Eka began out with a profitable presence across the globe — Europe, America, Japan, Korea, West Asia — earlier than retailing in India. “The final 11 years was studying and familiarising myself with the India market,” says Rina, over a name from Delhi. The web site in India was launched two years in the past and Rina was servicing shoppers by appointments at her studio in Gurgaon. “We launched Eka Girl, Eka Man, Core collections, Eka House. It was the best time to foray into home retail and symbolize Eka as a way of life model,” she provides.
Right here, the design philosophy stems from the attraction of straightforward issues. “I discover a variety of attraction in creating tales round female characters; utilizing fables and ladies characters like authors, poets…” says Rina, who works with pure eco-friendly textiles and conventional textile strategies of India.
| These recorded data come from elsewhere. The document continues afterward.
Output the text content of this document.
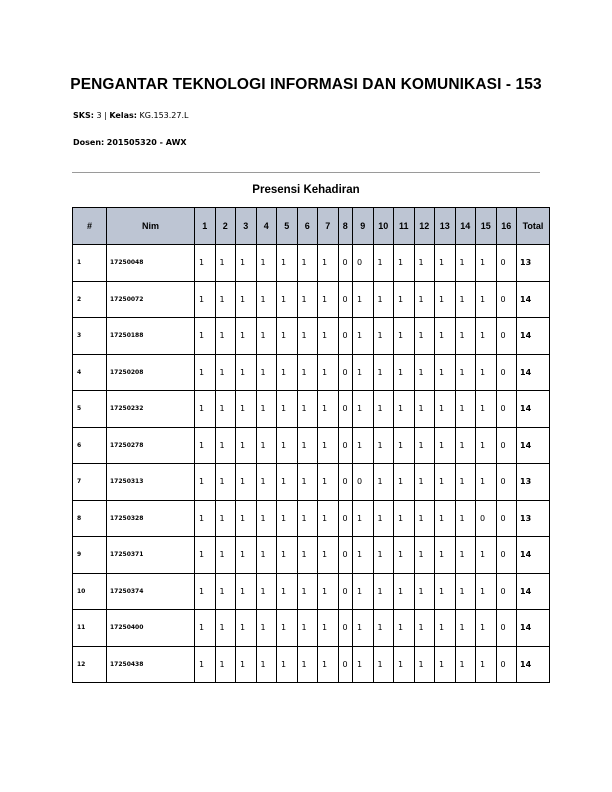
PENGANTAR TEKNOLOGI INFORMASI DAN KOMUNIKASI - 153
SKS: 3 | Kelas: KG.153.27.L
Dosen: 201505320 - AWX
Presensi Kehadiran
#	Nim	1	2	3	4	5	6	7	8	9	10	11	12	13	14	15	16	Total
1	17250048	1	1	1	1	1	1	1	0	0	1	1	1	1	1	1	0	13
2	17250072	1	1	1	1	1	1	1	0	1	1	1	1	1	1	1	0	14
3	17250188	1	1	1	1	1	1	1	0	1	1	1	1	1	1	1	0	14
4	17250208	1	1	1	1	1	1	1	0	1	1	1	1	1	1	1	0	14
5	17250232	1	1	1	1	1	1	1	0	1	1	1	1	1	1	1	0	14
6	17250278	1	1	1	1	1	1	1	0	1	1	1	1	1	1	1	0	14
7	17250313	1	1	1	1	1	1	1	0	0	1	1	1	1	1	1	0	13
8	17250328	1	1	1	1	1	1	1	0	1	1	1	1	1	1	0	0	13
9	17250371	1	1	1	1	1	1	1	0	1	1	1	1	1	1	1	0	14
10	17250374	1	1	1	1	1	1	1	0	1	1	1	1	1	1	1	0	14
11	17250400	1	1	1	1	1	1	1	0	1	1	1	1	1	1	1	0	14
12	17250438	1	1	1	1	1	1	1	0	1	1	1	1	1	1	1	0	14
The thought is to be related to prospects with every season. “I experiment loads with shapes. I don’t wish to make the girl physique acutely aware. I don’t make it too structured or near the physique. We work with completely different form of silhouettes, drop shoulders, billowy, typically extra voluminous, some seasons extra waist focus. We work with the textile and the way it drapes on the physique and the way the complete look comes about,” explains Rina.
She is of the assumption that garments needs to be made to belong to an individual for his or her complete life and never only one second or event. “Whether or not it’s pleasure, grief, travels, conferences, these garments needs to be half and parcel of your life. They need to narrate your story to the remainder of the world.”